Shan folgte seinem Blick. Am anderen Ende der Kammer waren Lichter aufgetaucht, im nächsten Moment wurden aufgeregte Stimmen laut.
Sie schalteten sofort ihre eigenen Lampen aus und wichen in den Tunnel zurück. Tan hatte die Höhle geschlossen. Niemand außer ihnen durfte sie betreten. Draußen hatten keine anderen Fahrzeuge gestanden. Wer auch immer die Eindringlinge waren, sie gingen für den Fall ihrer Entdeckung ein großes Risiko ein.
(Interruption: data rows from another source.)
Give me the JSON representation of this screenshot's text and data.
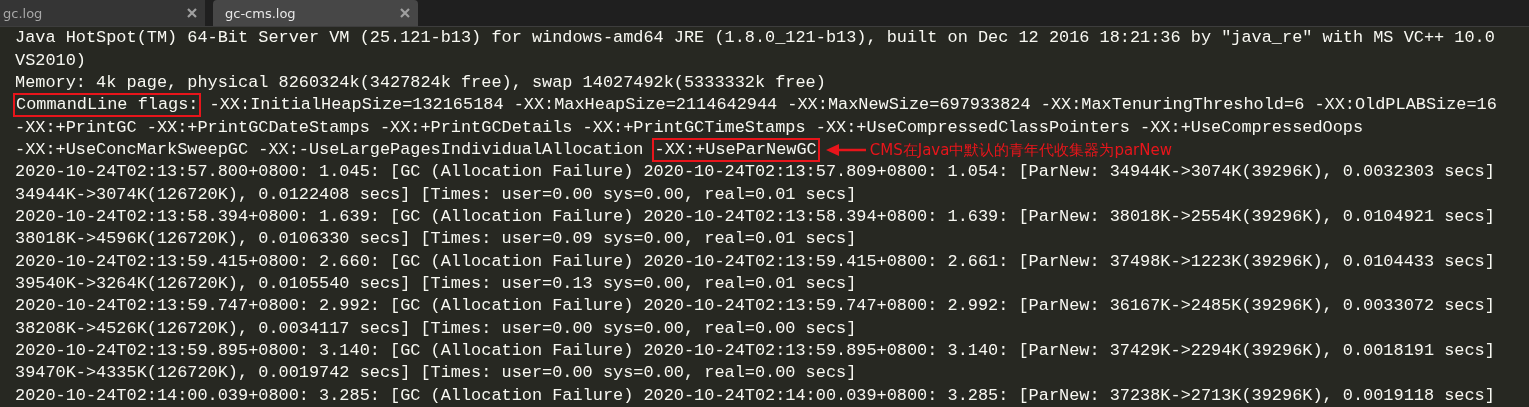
{
  "tabs": [
    {
      "label": "gc.log",
      "selected": false
    },
    {
      "label": "gc-cms.log",
      "selected": true
    }
  ],
  "lines": [
    {
      "segments": [
        {
          "text": "Java HotSpot(TM) 64-Bit Server VM (25.121-b13) for windows-amd64 JRE (1.8.0_121-b13), built on Dec 12 2016 18:21:36 by \"java_re\" with MS VC++ 10.0",
          "boxed": false
        }
      ]
    },
    {
      "segments": [
        {
          "text": "VS2010)",
          "boxed": false
        }
      ]
    },
    {
      "segments": [
        {
          "text": "Memory: 4k page, physical 8260324k(3427824k free), swap 14027492k(5333332k free)",
          "boxed": false
        }
      ]
    },
    {
      "segments": [
        {
          "text": "CommandLine flags:",
          "boxed": true
        },
        {
          "text": " -XX:InitialHeapSize=132165184 -XX:MaxHeapSize=2114642944 -XX:MaxNewSize=697933824 -XX:MaxTenuringThreshold=6 -XX:OldPLABSize=16",
          "boxed": false
        }
      ]
    },
    {
      "segments": [
        {
          "text": "-XX:+PrintGC -XX:+PrintGCDateStamps -XX:+PrintGCDetails -XX:+PrintGCTimeStamps -XX:+UseCompressedClassPointers -XX:+UseCompressedOops",
          "boxed": false
        }
      ]
    },
    {
      "segments": [
        {
          "text": "-XX:+UseConcMarkSweepGC -XX:-UseLargePagesIndividualAllocation ",
          "boxed": false
        },
        {
          "text": "-XX:+UseParNewGC",
          "boxed": true
        }
      ],
      "note": "CMS在Java中默认的青年代收集器为parNew"
    },
    {
      "segments": [
        {
          "text": "2020-10-24T02:13:57.800+0800: 1.045: [GC (Allocation Failure) 2020-10-24T02:13:57.809+0800: 1.054: [ParNew: 34944K->3074K(39296K), 0.0032303 secs]",
          "boxed": false
        }
      ]
    },
    {
      "segments": [
        {
          "text": "34944K->3074K(126720K), 0.0122408 secs] [Times: user=0.00 sys=0.00, real=0.01 secs]",
          "boxed": false
        }
      ]
    },
    {
      "segments": [
        {
          "text": "2020-10-24T02:13:58.394+0800: 1.639: [GC (Allocation Failure) 2020-10-24T02:13:58.394+0800: 1.639: [ParNew: 38018K->2554K(39296K), 0.0104921 secs]",
          "boxed": false
        }
      ]
    },
    {
      "segments": [
        {
          "text": "38018K->4596K(126720K), 0.0106330 secs] [Times: user=0.09 sys=0.00, real=0.01 secs]",
          "boxed": false
        }
      ]
    },
    {
      "segments": [
        {
          "text": "2020-10-24T02:13:59.415+0800: 2.660: [GC (Allocation Failure) 2020-10-24T02:13:59.415+0800: 2.661: [ParNew: 37498K->1223K(39296K), 0.0104433 secs]",
          "boxed": false
        }
      ]
    },
    {
      "segments": [
        {
          "text": "39540K->3264K(126720K), 0.0105540 secs] [Times: user=0.13 sys=0.00, real=0.01 secs]",
          "boxed": false
        }
      ]
    },
    {
      "segments": [
        {
          "text": "2020-10-24T02:13:59.747+0800: 2.992: [GC (Allocation Failure) 2020-10-24T02:13:59.747+0800: 2.992: [ParNew: 36167K->2485K(39296K), 0.0033072 secs]",
          "boxed": false
        }
      ]
    },
    {
      "segments": [
        {
          "text": "38208K->4526K(126720K), 0.0034117 secs] [Times: user=0.00 sys=0.00, real=0.00 secs]",
          "boxed": false
        }
      ]
    },
    {
      "segments": [
        {
          "text": "2020-10-24T02:13:59.895+0800: 3.140: [GC (Allocation Failure) 2020-10-24T02:13:59.895+0800: 3.140: [ParNew: 37429K->2294K(39296K), 0.0018191 secs]",
          "boxed": false
        }
      ]
    },
    {
      "segments": [
        {
          "text": "39470K->4335K(126720K), 0.0019742 secs] [Times: user=0.00 sys=0.00, real=0.00 secs]",
          "boxed": false
        }
      ]
    },
    {
      "segments": [
        {
          "text": "2020-10-24T02:14:00.039+0800: 3.285: [GC (Allocation Failure) 2020-10-24T02:14:00.039+0800: 3.285: [ParNew: 37238K->2713K(39296K), 0.0019118 secs]",
          "boxed": false
        }
      ]
    }
  ]
}
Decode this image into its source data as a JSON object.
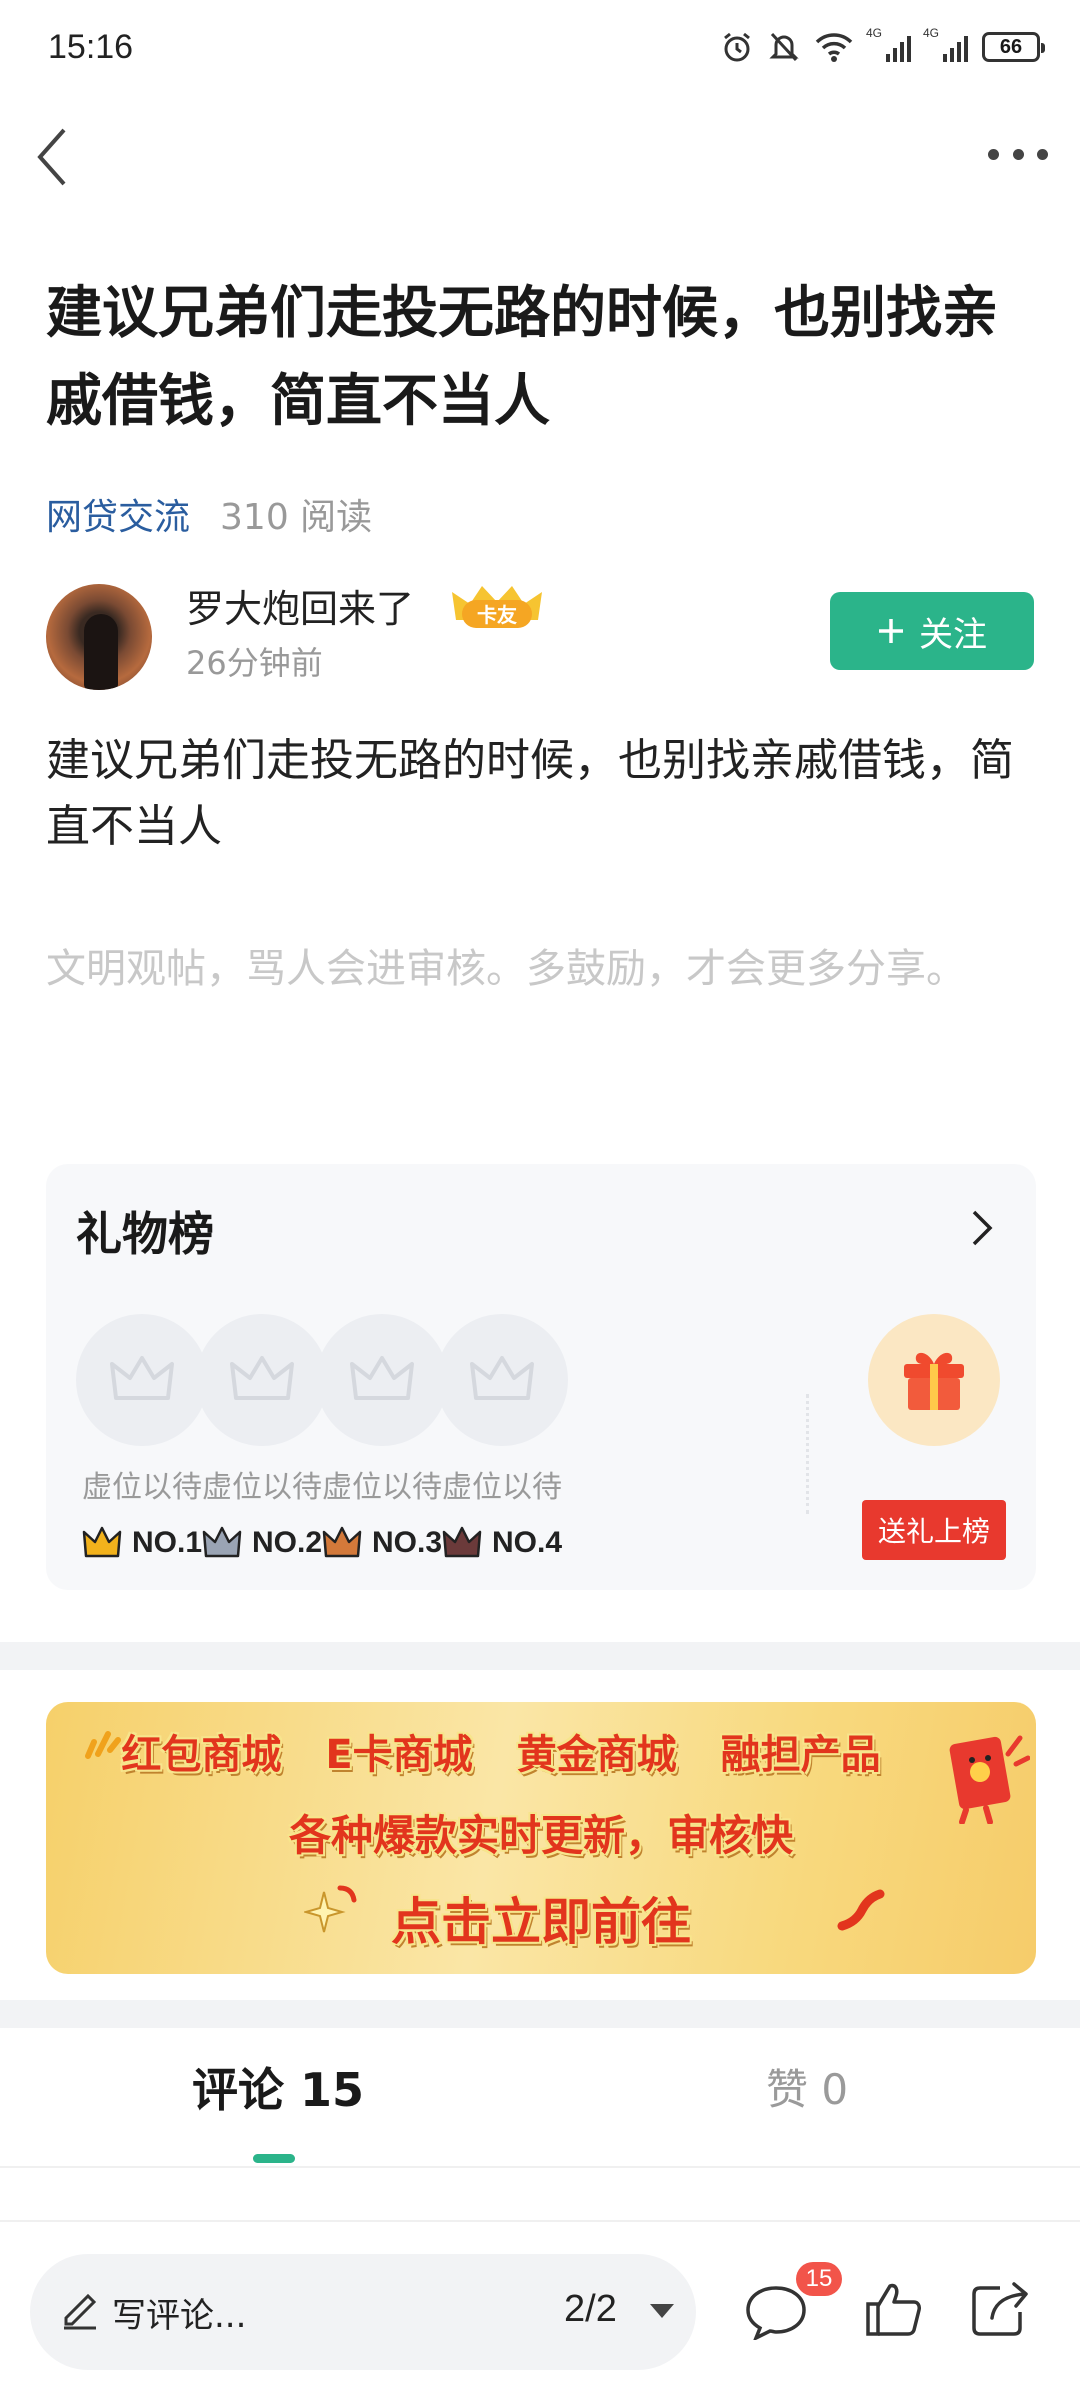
{
  "status_bar": {
    "time": "15:16",
    "battery": "66",
    "signal_tags": [
      "4G",
      "4G"
    ],
    "icons": [
      "alarm-icon",
      "mute-icon",
      "wifi-icon",
      "signal-icon",
      "signal-icon",
      "battery-icon"
    ]
  },
  "nav": {
    "back_icon": "chevron-left-icon",
    "more_icon": "more-dots-icon"
  },
  "post": {
    "title": "建议兄弟们走投无路的时候，也别找亲戚借钱，简直不当人",
    "category": "网贷交流",
    "reads": "310 阅读",
    "body": "建议兄弟们走投无路的时候，也别找亲戚借钱，简直不当人",
    "notice": "文明观帖，骂人会进审核。多鼓励，才会更多分享。"
  },
  "author": {
    "name": "罗大炮回来了",
    "badge": "卡友",
    "time": "26分钟前",
    "follow_label": "关注"
  },
  "gift_board": {
    "title": "礼物榜",
    "slots": [
      {
        "label": "虚位以待",
        "rank": "NO.1",
        "color": "#f2b21c"
      },
      {
        "label": "虚位以待",
        "rank": "NO.2",
        "color": "#9aa4b4"
      },
      {
        "label": "虚位以待",
        "rank": "NO.3",
        "color": "#d3793a"
      },
      {
        "label": "虚位以待",
        "rank": "NO.4",
        "color": "#6b3a3a"
      }
    ],
    "send_label": "送礼上榜"
  },
  "banner": {
    "items": [
      "红包商城",
      "E卡商城",
      "黄金商城",
      "融担产品"
    ],
    "line2": "各种爆款实时更新，审核快",
    "line3": "点击立即前往"
  },
  "tabs": {
    "comment_label": "评论 15",
    "like_label": "赞 0"
  },
  "bottom_bar": {
    "write_label": "写评论...",
    "page_indicator": "2/2",
    "comment_count": "15"
  },
  "colors": {
    "accent": "#2bb48a",
    "link": "#2a5d9f",
    "danger": "#e8392e"
  }
}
»Purbas«, flüsterte Yeshe. »Wir müssen verschwinden, schnell.«
»Aber wir haben sie doch eben erst am Markt zurückgelassen.«
»Nein. Ihre Zahl ist groß, und sie sind sehr gefährlich. Ein Erlaß aus der Hauptstadt besagt, es sei die Pflicht eines jeden Bürgers, sie zu melden.«
»Demnach wollen Sie von mir weg, um die Leute zu melden?« fragte Shan.
»Was soll das heißen?«
»Seit wir die purbas auf dem Marktplatz getroffen haben, war die ganze Zeit Sergeant Feng bei uns. Sie haben ihm nichts erzählt.«
»Diese Leute sind Verbrecher.«
»Sie sind Mönche. Werden Sie sie melden?« wiederholte Shan die Frage.
»Falls wir bei der Zusammenarbeit mit ihnen erwischt werden, wird man uns das als eine Verschwörung auslegen«, erwiderte Yeshe voller Qual. »Mindestens fünf Jahre lao gai.«
Shan erkannte, daß die Eindringlinge sich nicht in dem Schädelgang befanden, sondern in einer kleineren Nische in der Mitte der gegenüberliegenden Wand. Er stieß Yeshe vorwärts und schlich sich leise am Rand der großen Kammer entlang. Plötzlich, als keine zehn Meter mehr vor ihnen lagen, zuckte ein gleißender Blitz auf.
Der Fotoapparat war auf die Wandgemälde neben Shan gerichtet, doch der Blitz traf ihn dennoch mitten ins Gesicht und blendete ihn. Ein schriller Schrei zerriß die Stille und wurde abrupt erstickt. »Verflucht«, stöhnte jemand anders, dessen Stimme deutlich tiefer war.
Shan schirmte die Augen vor einem weiteren Blitz ab und schaltete seine Lampe ein. Rebecca Fowler starrte ihnen wie betäubt entgegen. Sie hatte eine Hand auf die Brust gelegt, als hätte man ihr dort einen Stoß versetzt.
»Meine Güte«, sagte der Mann mit der Kamera. »Ich habe tatsächlich einen Moment lang geglaubt, ich hätte ein Gespenst gesehen.« Tyler Kincaid stieß ein kurzes, gequältes Lachen aus und richtete einen starken Handstrahler auf die Höhle hinter ihnen. »Sind Sie allein?«
»Die Armee ist draußen«, rief Yeshe, als wolle er den Amerikanern drohen.
»Sergeant Feng ist draußen«, korrigierte Shan.
»Tja, hier sind wir also«, sagte Kincaid und machte noch ein Foto. »Wie Diebe in der Nacht, könnte man sagen.«
»Diebe?«
»Bloß ein Scherz - ich meine, wie Sie hier ohne Licht herumschleichen. So ganz offiziell kommt mir das nicht vor.«
»Und falls man mich fragt, wie soll ich die Verbindung zwischen dieser Höhle und Ihrem Minenprojekt erklären, Miss Fowler?« fragte Shan.
Kincaids Bemerkung schien ihr Selbstvertrauen wiederhergestellt zu haben. »Ich habe es Ihnen bereits gesagt. Die UN-Kommission für Altertümer. Wer wird danach fragen?« Sie neigte den Kopf. »Und wieso sind Sie hier?«
Shan ignorierte die Frage. »Und Mr. Kincaid?«
»Ich habe ihn gebeten mitzukommen. Wegen der Bilder.«
Shan erinnerte sich an die Fotos der Tibeter im Büro des Amerikaners.